Option 2: One generous serving tilapia prepared with drizzle olive oil, lemon juice and herbs to taste, collard greens cooked in broth,1 serving ready-made seasoned cauliflower rice, such as Green Giant brand, with lemon and garlic.
Option 3: Easy Shrimp Scampi (recipe below), unlimited steamed broccoli, spritz of lemon juice.
Option 4: One serving of lean grass-fed beef, Cauliflower “Mac” ’n Cheese (recipe below).
Option 5: Bunless lean burger with sautéed onions and mushrooms, mustard, sliced tomato, drizzle of olive oil, and balsamic vinegar.

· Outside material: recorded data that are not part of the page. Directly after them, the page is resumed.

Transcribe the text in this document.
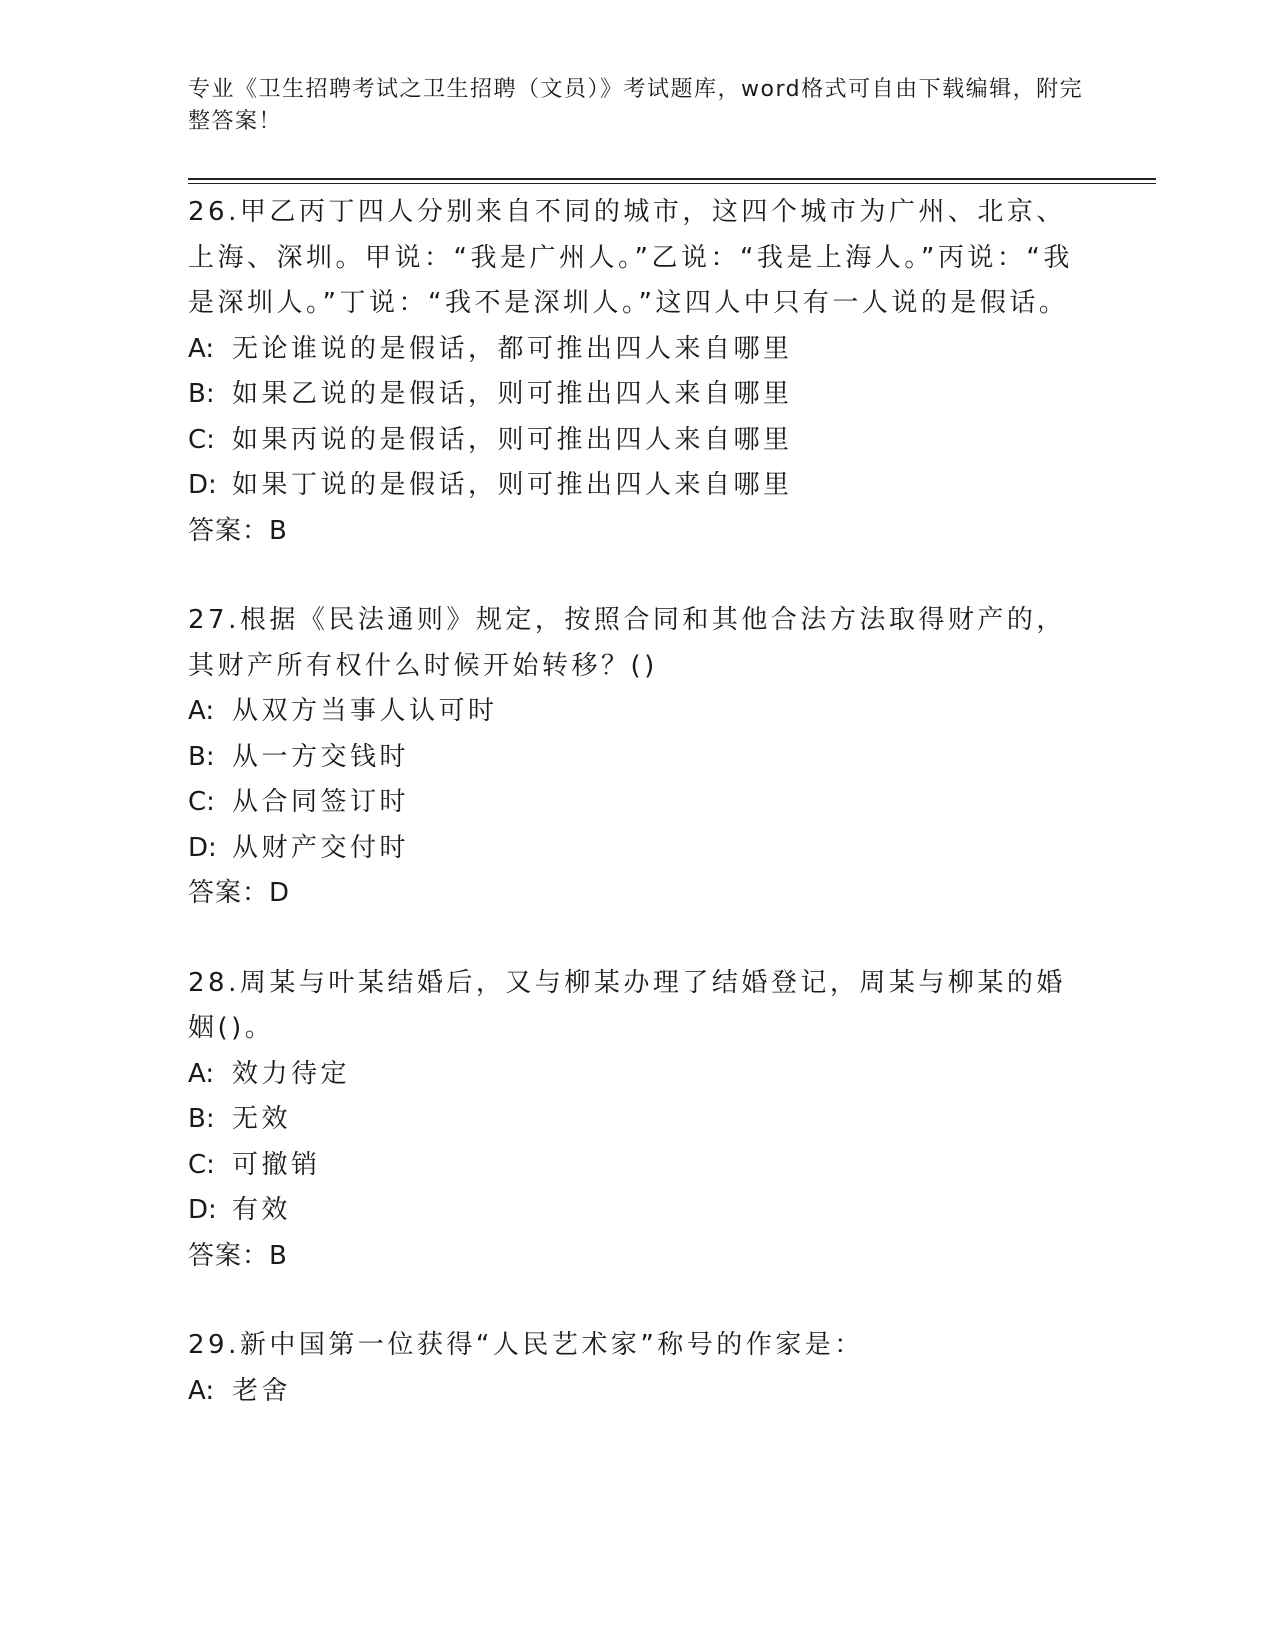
专业《卫生招聘考试之卫生招聘（文员）》考试题库，word格式可自由下载编辑，附完整答案！

26.甲乙丙丁四人分别来自不同的城市，这四个城市为广州、北京、上海、深圳。甲说：“我是广州人。”乙说：“我是上海人。”丙说：“我是深圳人。”丁说：“我不是深圳人。”这四人中只有一人说的是假话。

A: 无论谁说的是假话，都可推出四人来自哪里

B: 如果乙说的是假话，则可推出四人来自哪里

C: 如果丙说的是假话，则可推出四人来自哪里

D: 如果丁说的是假话，则可推出四人来自哪里

答案：B

27.根据《民法通则》规定，按照合同和其他合法方法取得财产的，其财产所有权什么时候开始转移？()

A: 从双方当事人认可时

B: 从一方交钱时

C: 从合同签订时

D: 从财产交付时

答案：D

28.周某与叶某结婚后，又与柳某办理了结婚登记，周某与柳某的婚姻()。

A: 效力待定

B: 无效

C: 可撤销

D: 有效

答案：B

29.新中国第一位获得“人民艺术家”称号的作家是：

A: 老舍
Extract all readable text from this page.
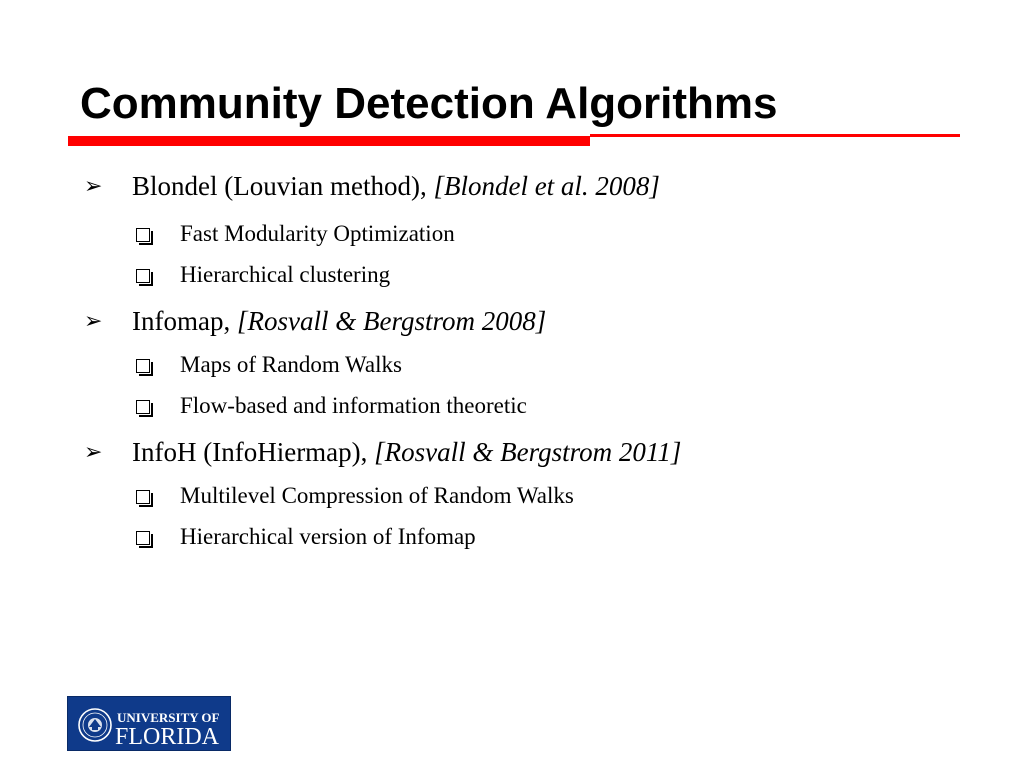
Community Detection Algorithms
➢ Blondel (Louvian method), [Blondel et al. 2008]
Fast Modularity Optimization
Hierarchical clustering
➢ Infomap, [Rosvall & Bergstrom 2008]
Maps of Random Walks
Flow-based and information theoretic
➢ InfoH (InfoHiermap), [Rosvall & Bergstrom 2011]
Multilevel Compression of Random Walks
Hierarchical version of Infomap
UNIVERSITY OF
FLORIDA
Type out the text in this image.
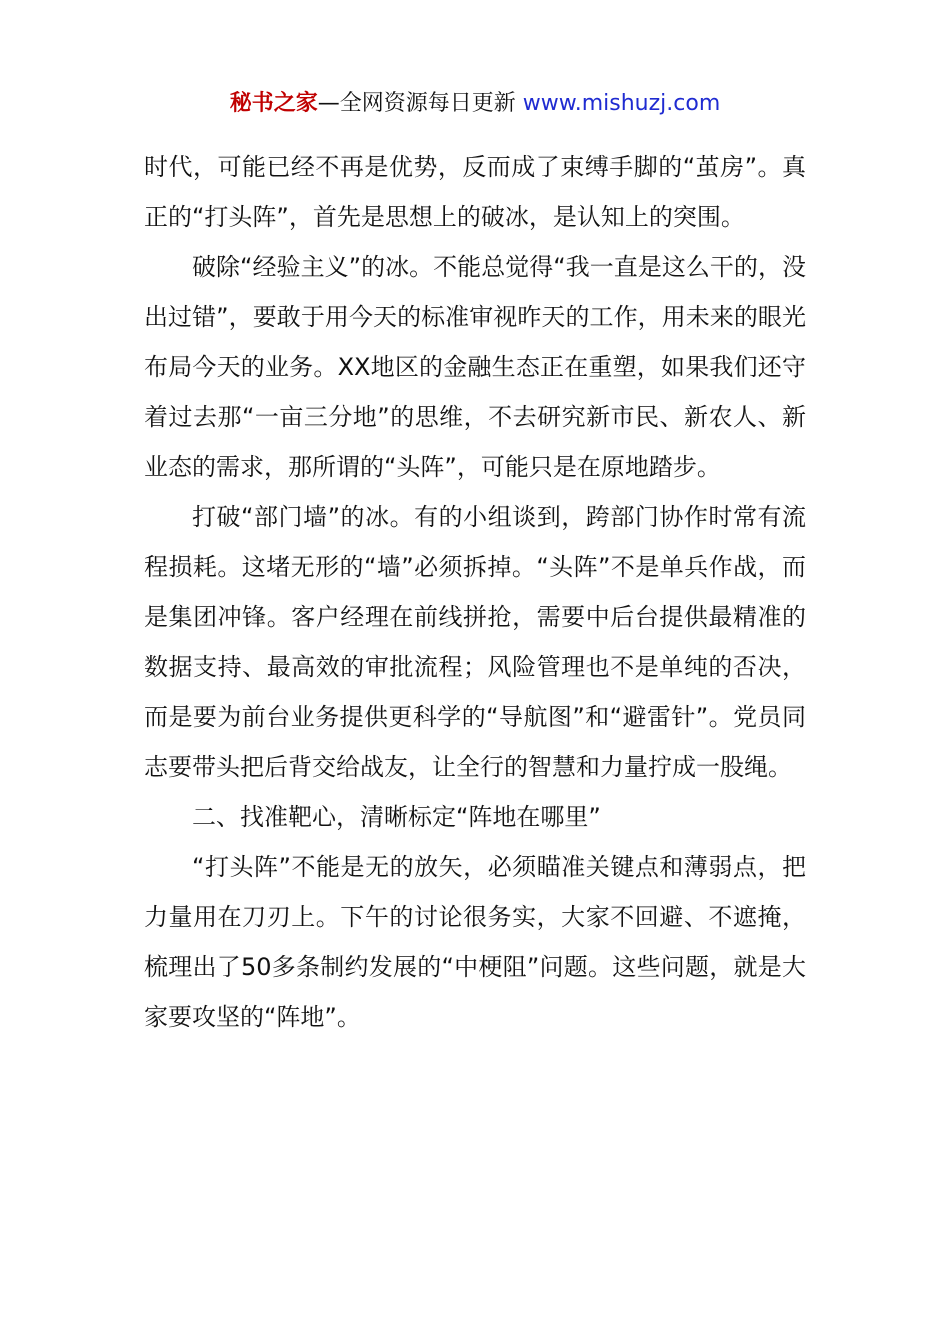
秘书之家—全网资源每日更新 www.mishuzj.com

时代，可能已经不再是优势，反而成了束缚手脚的“茧房”。真正的“打头阵”，首先是思想上的破冰，是认知上的突围。

破除“经验主义”的冰。不能总觉得“我一直是这么干的，没出过错”，要敢于用今天的标准审视昨天的工作，用未来的眼光布局今天的业务。XX地区的金融生态正在重塑，如果我们还守着过去那“一亩三分地”的思维，不去研究新市民、新农人、新业态的需求，那所谓的“头阵”，可能只是在原地踏步。

打破“部门墙”的冰。有的小组谈到，跨部门协作时常有流程损耗。这堵无形的“墙”必须拆掉。“头阵”不是单兵作战，而是集团冲锋。客户经理在前线拼抢，需要中后台提供最精准的数据支持、最高效的审批流程；风险管理也不是单纯的否决，而是要为前台业务提供更科学的“导航图”和“避雷针”。党员同志要带头把后背交给战友，让全行的智慧和力量拧成一股绳。

二、找准靶心，清晰标定“阵地在哪里”

“打头阵”不能是无的放矢，必须瞄准关键点和薄弱点，把力量用在刀刃上。下午的讨论很务实，大家不回避、不遮掩，梳理出了50多条制约发展的“中梗阻”问题。这些问题，就是大家要攻坚的“阵地”。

Baked Spiced Apples Recipe
Slice one apple, toss with cinnamon and Stevia to taste, then place in a baking dish with 1/4″ water, and bake at 350 degrees Fahrenheit until fruit is soft, about 30 minutes.
Easy Shrimp Scampi Recipe
- Sauté one tsp. minced garlic in one Tbsp. olive oil until fragrant.
- Add eight to 10 thawed shrimp; cook until pink. Remove from pan.
- Add 1/4 cup white wine and two Tbsp. fresh-squeezed lemon to pan and simmer for two minutes.
- Add unlimited zucchini noodles and cook for another three minutes. Toss with shrimp.
Cauliflower ‘Mac’ ’n Cheese Recipe
In pot over medium heat, stir three cups cooked cauliflower; a pinch each of salt, pepper, and paprika; two oz. cream cheese; 2/3 cup shredded cheddar cheese; and two Tbsp. of Parmesan cheese together. Makes two servings.